3 Leadership Lessons from Ego is the Enemy by Ryan Holiday

 



Ego is the Enemy by Ryan Holiday is a foundational book that frees us up to truly be successful by thinking about ourselves less. This is a concept that has become somewhat cliche – to get what you want, help people get what they want. Holiday, however, tackles this issue from a much deeper level, exposing how our ego gets in the way of our success often without us realizing it.

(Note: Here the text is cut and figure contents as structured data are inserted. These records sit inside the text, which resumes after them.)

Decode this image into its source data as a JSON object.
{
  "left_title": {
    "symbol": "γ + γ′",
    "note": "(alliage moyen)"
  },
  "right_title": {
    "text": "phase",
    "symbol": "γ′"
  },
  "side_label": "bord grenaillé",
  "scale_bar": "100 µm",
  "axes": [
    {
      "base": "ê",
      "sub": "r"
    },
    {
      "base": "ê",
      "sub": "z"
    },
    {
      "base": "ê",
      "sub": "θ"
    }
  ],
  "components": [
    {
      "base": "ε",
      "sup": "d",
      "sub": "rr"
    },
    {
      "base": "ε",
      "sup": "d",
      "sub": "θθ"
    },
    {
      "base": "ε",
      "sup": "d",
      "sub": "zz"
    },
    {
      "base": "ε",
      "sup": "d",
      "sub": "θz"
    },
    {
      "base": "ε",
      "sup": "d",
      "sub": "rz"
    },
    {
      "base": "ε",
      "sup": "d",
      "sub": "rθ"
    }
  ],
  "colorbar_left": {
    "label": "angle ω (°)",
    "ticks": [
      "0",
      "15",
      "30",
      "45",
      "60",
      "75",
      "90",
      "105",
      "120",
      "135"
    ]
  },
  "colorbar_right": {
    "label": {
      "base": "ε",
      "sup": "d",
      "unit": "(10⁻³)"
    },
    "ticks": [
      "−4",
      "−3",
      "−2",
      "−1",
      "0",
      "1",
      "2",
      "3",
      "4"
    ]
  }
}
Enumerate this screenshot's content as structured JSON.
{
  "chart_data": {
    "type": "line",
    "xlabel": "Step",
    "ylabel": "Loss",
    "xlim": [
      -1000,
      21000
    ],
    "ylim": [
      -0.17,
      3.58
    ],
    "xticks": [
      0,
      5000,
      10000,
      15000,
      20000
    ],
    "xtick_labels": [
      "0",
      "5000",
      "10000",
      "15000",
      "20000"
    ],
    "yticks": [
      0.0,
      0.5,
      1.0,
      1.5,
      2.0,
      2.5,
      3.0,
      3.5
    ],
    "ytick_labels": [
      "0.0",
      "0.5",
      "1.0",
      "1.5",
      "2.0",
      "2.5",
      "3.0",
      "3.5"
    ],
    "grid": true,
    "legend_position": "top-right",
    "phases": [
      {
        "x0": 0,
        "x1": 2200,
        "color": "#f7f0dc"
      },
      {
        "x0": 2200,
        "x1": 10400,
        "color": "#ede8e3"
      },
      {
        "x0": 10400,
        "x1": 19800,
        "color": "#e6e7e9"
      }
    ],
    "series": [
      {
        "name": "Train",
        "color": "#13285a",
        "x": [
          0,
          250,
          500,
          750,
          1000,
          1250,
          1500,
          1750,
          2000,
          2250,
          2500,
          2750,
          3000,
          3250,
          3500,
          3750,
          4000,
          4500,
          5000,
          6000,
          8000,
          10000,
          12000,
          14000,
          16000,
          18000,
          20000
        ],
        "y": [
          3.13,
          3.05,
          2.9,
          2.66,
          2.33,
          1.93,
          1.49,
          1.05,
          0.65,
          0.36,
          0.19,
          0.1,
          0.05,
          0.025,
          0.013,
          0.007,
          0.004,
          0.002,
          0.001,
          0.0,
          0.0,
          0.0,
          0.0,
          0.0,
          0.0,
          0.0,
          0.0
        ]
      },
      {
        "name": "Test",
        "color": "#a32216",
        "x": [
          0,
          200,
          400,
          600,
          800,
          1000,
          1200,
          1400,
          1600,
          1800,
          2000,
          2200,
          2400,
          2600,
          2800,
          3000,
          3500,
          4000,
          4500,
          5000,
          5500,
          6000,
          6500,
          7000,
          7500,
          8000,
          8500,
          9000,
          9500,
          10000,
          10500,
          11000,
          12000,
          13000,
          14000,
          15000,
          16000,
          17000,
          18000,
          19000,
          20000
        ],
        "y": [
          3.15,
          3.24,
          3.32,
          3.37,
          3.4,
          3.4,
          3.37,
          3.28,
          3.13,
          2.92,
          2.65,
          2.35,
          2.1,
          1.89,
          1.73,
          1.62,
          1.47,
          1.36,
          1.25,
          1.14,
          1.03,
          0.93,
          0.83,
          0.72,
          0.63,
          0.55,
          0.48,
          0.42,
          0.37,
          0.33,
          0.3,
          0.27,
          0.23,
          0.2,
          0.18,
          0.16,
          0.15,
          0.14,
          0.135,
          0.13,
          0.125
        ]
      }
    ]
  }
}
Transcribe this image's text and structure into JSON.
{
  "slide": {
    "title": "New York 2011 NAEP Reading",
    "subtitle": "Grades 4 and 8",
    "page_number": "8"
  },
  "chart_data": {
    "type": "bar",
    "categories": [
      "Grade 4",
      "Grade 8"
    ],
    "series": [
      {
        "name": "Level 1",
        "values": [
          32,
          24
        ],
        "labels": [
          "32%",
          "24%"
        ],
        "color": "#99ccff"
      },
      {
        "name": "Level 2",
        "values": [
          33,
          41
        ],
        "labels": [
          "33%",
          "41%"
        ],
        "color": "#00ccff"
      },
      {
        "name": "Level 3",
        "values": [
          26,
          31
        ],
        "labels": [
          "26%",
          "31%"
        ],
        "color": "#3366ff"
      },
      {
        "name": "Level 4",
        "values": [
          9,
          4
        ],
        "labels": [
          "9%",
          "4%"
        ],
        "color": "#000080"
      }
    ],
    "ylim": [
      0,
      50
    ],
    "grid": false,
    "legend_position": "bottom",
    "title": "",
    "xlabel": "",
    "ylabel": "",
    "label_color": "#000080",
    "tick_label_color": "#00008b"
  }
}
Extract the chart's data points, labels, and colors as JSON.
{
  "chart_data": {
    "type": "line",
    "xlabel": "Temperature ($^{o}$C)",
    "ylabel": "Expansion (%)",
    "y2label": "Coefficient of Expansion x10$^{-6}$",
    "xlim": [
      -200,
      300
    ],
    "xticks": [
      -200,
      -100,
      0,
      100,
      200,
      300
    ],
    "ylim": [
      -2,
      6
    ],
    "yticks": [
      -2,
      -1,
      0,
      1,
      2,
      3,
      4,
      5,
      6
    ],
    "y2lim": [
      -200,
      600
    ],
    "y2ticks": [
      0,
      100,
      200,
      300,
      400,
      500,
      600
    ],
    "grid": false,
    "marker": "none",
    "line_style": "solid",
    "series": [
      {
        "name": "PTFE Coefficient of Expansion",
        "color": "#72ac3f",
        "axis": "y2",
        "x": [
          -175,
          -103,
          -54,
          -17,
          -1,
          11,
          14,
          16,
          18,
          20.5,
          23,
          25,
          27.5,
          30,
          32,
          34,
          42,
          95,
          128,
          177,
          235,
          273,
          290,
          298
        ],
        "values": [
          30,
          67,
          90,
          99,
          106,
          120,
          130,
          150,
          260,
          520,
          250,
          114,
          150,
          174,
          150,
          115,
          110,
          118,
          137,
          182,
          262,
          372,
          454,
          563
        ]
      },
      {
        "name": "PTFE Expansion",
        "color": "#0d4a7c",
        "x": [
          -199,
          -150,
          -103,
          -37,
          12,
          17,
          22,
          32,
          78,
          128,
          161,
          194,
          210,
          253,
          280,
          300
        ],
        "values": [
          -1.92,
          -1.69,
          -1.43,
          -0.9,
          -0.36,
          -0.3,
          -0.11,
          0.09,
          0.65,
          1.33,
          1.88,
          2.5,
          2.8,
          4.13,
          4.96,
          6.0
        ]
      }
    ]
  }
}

The go we see most commonly goes by a more causal definition: an unhealthy belief in our own importance. Arrogance. Self-centered ambition. …. It’s when the notion of ourselves and the world grows so inflated that it begins to distort the reality that surrounds us. When, as [Bill Walsh] explained, “self-confidence becomes arrogance, assertiveness becomes obstinacy, and self-assurance becomes reckless abandon.” This is the ego … that “sucks us down like the law of gravity.” –Ryan Holiday

Holiday splits the book up into three sections: Aspire (humble in our aspirations), Success (gracious in our success), and Failure (resilient in our failures). In this post we will highlight three essential leadership lessons, one from each section.

1. Self-Awareness Is The Single Most Critical Skill A Person Can Master

If you ask someone to list the qualities they want in a leader, humility is often at the top.

Our cultural values, according to Holiday, make us dependent on validation. We’re told we can accomplish anything if “you put your mind to it.” This actually causes us to be weak.

The trap it creates is an entitlement to success. We focus and visualize a grandiose big picture of success, and think we will somehow just get there. It is a self-absorbed way of seeing the world.

The more difficult route is one of self-awareness. Without it, improvement is impossible.

Holiday says the solution is to think big, but act and live small.

Because we will be action and education focused, and forgo validation and status, our ambition will not be grandiose but iterative… –Ryan Holiday

A person must almost rise above themselves and look down and critically assess their strengths and weaknesses. This is the only way to identify areas of improvement and be able to accept critical feedback. That is the foundation for true humility, not a narcissistic false-modesty.

2. Without The Right Values, Success is Brief

The trap of success is self-delusion. We concoct a false reality, as Holiday outlines:

In the Mad Men era of corporate America, there was a major drinking problem, but ego has the same roots – insecurity, fear, a dislike for brutal objectivity. “Whether in middle management or top management, unbridled personal egotism blinds a man to the realities around him; more and more he comes to live in a world of his own imagination; and because he sincerely believes he can do no wrong, he becomes a menace to the men and women who have to work under his direction,”… –Ryan Holiday

Success can intoxicate someone into drinking their own Kool-Aid. The solution is to create a system that is focused on the work instead of us.

Think about cases like Enron. After a certain point, they became disconnected from reality and never recovered. Jeffrey Pfeffer, a business professor at Stanford, expounds upon this point in great detail in his book Leadership BS. He talks about how many leaders tend to look at the story of their own success with a heavy dose of revisionist history. The ego is the root of that.

A system means having a focus on the values. Kent Thiry, CEO of DaVita, gives a great way of doing this. Staff should have regular meetings about a company’s core values. There needs to be accountability built in to see how those values are being met. Many places have values plastered on a wall, but they aren’t measured.

If you focus on a systematic implementation of values, you enjoy a higher level of success without the trappings of ego.

3. Change the Definition of Success

Operating from a values perspective means being process focused instead of outcome focused. This is tough to swallow because it makes it gives the appearance of an indifference to results.

It’s quite the opposite. The only way to attain results is by being focused on the things you do each day to improve. John Maxwell calls ‘Process’ one of the foundational 21 Laws of Leadership.

Change the definition of success. “Success is peace of mind, which is a direct result of self-satisfaction in knowing you made the effort to do your best to become the best that you are capable of becoming.” –Ryan Holiday

In short, the work is enough.

Holiday sums it up beautifully, “Do your work. Do it well. Then ‘let go and let God.’ That’s all there needs to be.”